Moonshot Pictures/Divulgação | | O ator Michel Gomes, que atua em grupos de teatro da periferia do Rio, vive Sandro do Nascimento em Última parada 174 | O Brasil inteiro parou diante da televisão na tarde de 12 de junho de 2000, para acompanhar o seqüestro do ônibus 174, no Rio de Janeiro. Em plena luz do dia, o adolescente de rua Sandro do Nascimento entra armado no coletivo, rende os passageiros e, por quatro horas, aterroriza todas as vítimas com ameaças de morte. A polícia cerca o local e, depois de inúmeras tentativas, sem sucesso, de reverter a situação, o final é trágico: uma mulher feita refém e o jovem são mortos. Além da versão oficial e das imagens ao vivo pela TV, o país conheceu outro lado da história no documentário Ônibus 174, de José Padilha, que contou a trajetória de discriminação, prisão e exclusão do assaltante.
Chegou a vez de a ficção dar sua contribuição ao episódio com o novo filme de Bruno Barreto, Última parada 174, previsto para chegar ao circuito comercial em outubro e que, antes disso, participa da programação de festivais. “É o filme da minha vida”, anuncia o diretor, responsável pela realização de outros 18 longas. Amanhã, ele chega a Belo Horizonte para antecipar dados do projeto e conversar com o público, na Academia de Idéias.
Produzido pela Moonshot Pictures, escrito por Bráulio Montovani (o mesmo de Cidade de Deus), Última parada 174 não coloca – como foi feito até agora – a violência como protagonista do processo. O que mais despertou a curiosidade de Bruno Barreto foi a imagem do enterro do seqüestrador Sandro do Nascimento: somente a mulher que adotou adolescente acompanhou o caixão. Não saía uma única lágrima de seus olhos, talvez influenciada pelas lentes das câmeras e pela opinião pública, que passou a tratar o jovem como um monstro. “Quando vi o documentário, fiz muitas perguntas: Por que ela adotou aquele filho? Por que estava sozinha naquele enterro?”, lembra Barreto.
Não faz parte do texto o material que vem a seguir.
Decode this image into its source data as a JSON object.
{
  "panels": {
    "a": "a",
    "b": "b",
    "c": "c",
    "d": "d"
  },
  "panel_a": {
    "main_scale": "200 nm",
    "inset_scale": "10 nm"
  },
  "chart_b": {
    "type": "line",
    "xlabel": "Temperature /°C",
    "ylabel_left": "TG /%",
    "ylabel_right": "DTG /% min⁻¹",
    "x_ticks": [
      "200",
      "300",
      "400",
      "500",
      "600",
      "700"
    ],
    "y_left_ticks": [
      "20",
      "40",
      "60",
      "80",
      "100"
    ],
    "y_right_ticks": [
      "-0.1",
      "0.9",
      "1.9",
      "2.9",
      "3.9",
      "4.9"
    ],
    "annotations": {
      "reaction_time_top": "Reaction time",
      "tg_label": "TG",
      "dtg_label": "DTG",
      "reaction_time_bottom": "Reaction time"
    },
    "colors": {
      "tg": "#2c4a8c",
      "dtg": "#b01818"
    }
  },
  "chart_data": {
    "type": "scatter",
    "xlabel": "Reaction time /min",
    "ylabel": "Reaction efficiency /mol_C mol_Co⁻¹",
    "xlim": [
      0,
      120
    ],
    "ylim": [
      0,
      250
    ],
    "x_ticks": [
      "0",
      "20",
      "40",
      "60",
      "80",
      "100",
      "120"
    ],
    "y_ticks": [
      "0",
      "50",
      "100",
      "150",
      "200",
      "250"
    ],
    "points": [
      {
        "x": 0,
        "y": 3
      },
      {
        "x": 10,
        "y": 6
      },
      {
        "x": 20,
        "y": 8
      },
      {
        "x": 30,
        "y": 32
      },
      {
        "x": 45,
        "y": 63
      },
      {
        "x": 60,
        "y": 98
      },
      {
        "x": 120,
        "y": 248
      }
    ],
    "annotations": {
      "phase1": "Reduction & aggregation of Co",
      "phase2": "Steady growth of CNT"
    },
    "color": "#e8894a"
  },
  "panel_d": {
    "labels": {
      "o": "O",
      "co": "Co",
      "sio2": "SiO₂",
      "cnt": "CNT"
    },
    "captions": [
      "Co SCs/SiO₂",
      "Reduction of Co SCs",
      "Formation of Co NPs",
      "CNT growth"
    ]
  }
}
Marisa, a mãe adotiva, no filme interpretada pela paulista Cris Viana, é uma doméstica da periferia que, para sobreviver, deixa o filho Alessandro (Marcelo Melo) todos os dias com o vizinho. Um dia todos desaparecem e, desde então, ela fica obcecada em encontrá-lo. Ao saber da chacina da Candelária, observa que um garoto chamado Sandro não havia morrido. Vê semelhanças com o seu filho e resolve procurar e adotar o menino.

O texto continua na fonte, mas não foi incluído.